Federal Regulation: Preventing the U.S. From Regaining Energy Independence

A Critique of BLM’s 2012 Proposed Rule on Hydraulic Fracturing
Executive Summary

It has been since the end of the Second World War that the United States was self-sufficient in terms of its energy needs.  It was also during the war that the rest of the world began to understand the strategic value of hydrocarbons.  As consumption dramatically increased over the second half of the century, the search for new supplies around the world intensified.  The discovery of large amounts of oil in the Middle East began the pendulum swing away from the world’s reliance on the U.S. for its oil production.  The shift culminated with the energy crisis of the 1970s and fostered the theory that the U.S. had exhausted its oil resources and any subsequent production was on a declining trajectory.  This was referred to as “peak oil,” and was the prevailing theory until the technological breakthroughs that allowed the development and production of hydrocarbons from unconventional sources.
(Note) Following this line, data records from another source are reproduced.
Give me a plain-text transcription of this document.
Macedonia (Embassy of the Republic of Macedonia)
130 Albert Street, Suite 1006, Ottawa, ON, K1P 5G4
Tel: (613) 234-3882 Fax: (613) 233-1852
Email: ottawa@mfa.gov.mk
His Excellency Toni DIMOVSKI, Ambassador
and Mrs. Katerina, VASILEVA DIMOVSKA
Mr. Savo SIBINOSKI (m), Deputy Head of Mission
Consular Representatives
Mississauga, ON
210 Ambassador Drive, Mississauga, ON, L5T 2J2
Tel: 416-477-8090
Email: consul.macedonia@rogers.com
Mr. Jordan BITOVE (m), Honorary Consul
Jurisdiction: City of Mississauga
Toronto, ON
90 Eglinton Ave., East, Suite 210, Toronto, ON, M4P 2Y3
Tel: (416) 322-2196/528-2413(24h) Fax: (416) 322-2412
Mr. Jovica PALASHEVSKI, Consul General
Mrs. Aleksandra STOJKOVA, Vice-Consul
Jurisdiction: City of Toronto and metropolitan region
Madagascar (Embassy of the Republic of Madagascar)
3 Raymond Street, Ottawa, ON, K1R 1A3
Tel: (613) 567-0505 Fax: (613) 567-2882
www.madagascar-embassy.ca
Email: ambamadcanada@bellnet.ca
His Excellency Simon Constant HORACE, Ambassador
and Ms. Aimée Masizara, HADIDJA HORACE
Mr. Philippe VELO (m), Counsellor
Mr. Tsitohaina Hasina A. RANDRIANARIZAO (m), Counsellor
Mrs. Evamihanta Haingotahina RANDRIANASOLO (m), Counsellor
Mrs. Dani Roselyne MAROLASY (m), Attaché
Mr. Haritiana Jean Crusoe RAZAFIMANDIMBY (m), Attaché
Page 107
Unfortunately, just as the true measure of the current U.S. energy boom is being realized, Federal regulation may well impede its full potential.  For many, the belief in peak oil set the stage for the development of renewable energy sources.  At the beginning of the current Administration, the significance of the technological advancements in the oil and gas industry had not been realized.  Instead it pushed forward an agenda to move away from relying on oil; regulate coal into obscurity; and push for the temporary use of natural gas as a stepping stone to the complete transformation to renewable sources of energy.

However, political agendas do not necessarily impact the entrepreneurial spirit of the U.S.  What was slowly becoming known to the world was that in 2005, after years of trial and error, two proven technologies were efficaciously combined resulting in the current U.S. energy boom.  What the world now knows as hydraulic fracturing, has the potential to affect the geopolitical landscape of the world.   The U.S. now has an opportunity to regain its stature as a major energy producer, lead the world in technological advances in energy development, and enable North American energy independence.  The benefit of the energy boom has far reaching implications that when coupled with other pro-growth strategies has the potential to spur an economic recovery to the struggling U.S. economy.

To date, the vast majority of the energy boom has been concentrated on state and privately owned land, which some argue has accounted for its success.  On these lands, mineral rights owners are able to use their state’s regulatory frame-work.  These frame-works are based on years of expertise, and knowledge of the unique geological characteristics of the individual states.  However, to fully realize the potential of a nationwide energy boom, development on federal and Indian lands must be allowed to go forward.  On federal and Indian lands, the increased development will create millions of jobs, help bring down our debt, rejuvenate the economy, and provide economic stability for Tribal communities.  Unfortunately, with an Administration whose agenda is the decreased development and production of natural resources on federal and Indian lands, the future of the current energy boom is uncertain.

Nowhere is this devastating policy more clear than with the Bureau of Land Management’s (“BLM”) proposed rule on hydraulic fracturing.  The rule has been proposed to “mitigate the risks” associated with hydraulic fracturing and ground water contamination.  The rule allegedly stems not from a political agenda, but rather from public comment, recommendations from the Secretary of Energy Advisory Board (“SEAB”), and an internal review of existing federal and state regulations.  BLM claims that to ensure that all the stakeholders were involved the rule was drafted with Tribal consultation; input from the state regulators; and consistency with the American Petroleum Institute’s (“API”) guidelines for well construction and integrity.  Specifically, the rule purports to address three main areas involving hydraulic fracturing: 1) managing “flowback” and other water related issues; 2) the public disclose of chemicals used in the hydraulic fracturing process; and 3) the integrity of well construction.

However, instead of focusing their attention on opening up more federal and Indian lands and improving the efficiency of the permitting process, BLM’s proposed rule will be:

1. An Impediment to Energy Independence.

2. Not Based in Science or Fact.

3. Inconsistent with SEAB’s Recommendations and Premature Given EPA’s 2014 study.

4. Duplicative of Existing Federal Regulation.

5. Dismissive of the States’ Superior Position to Regulate.

6. An Expansion of Authority and Usurpation of States’ Water Rights.

7. Based on Flawed Economic Analysis.

8. Devastating to Indian Lands and Small Businesses.

Regulations dealing with environmental concerns are vitally important to protect our land, water, and air.  However, when proposed regulations are duplicative; cost more than the stated benefit; are not based on the best available science; and do not address a substantiated problem, they end up doing nothing more than stifle that which they are purporting to protect.  Whenever a major regulation is proposed there are safeguards to ensure that the rule is needed and the rationale is warranted.  Therefore, when the need for a regulation is in doubt, there are important questions that must be answered before moving forward.  This is especially true when the rationale for moving forward appears to be based more on a political agenda than scientific evidence.  Frankly, given the anemic recovery of the U.S. economy, it is too important not get this right the first time.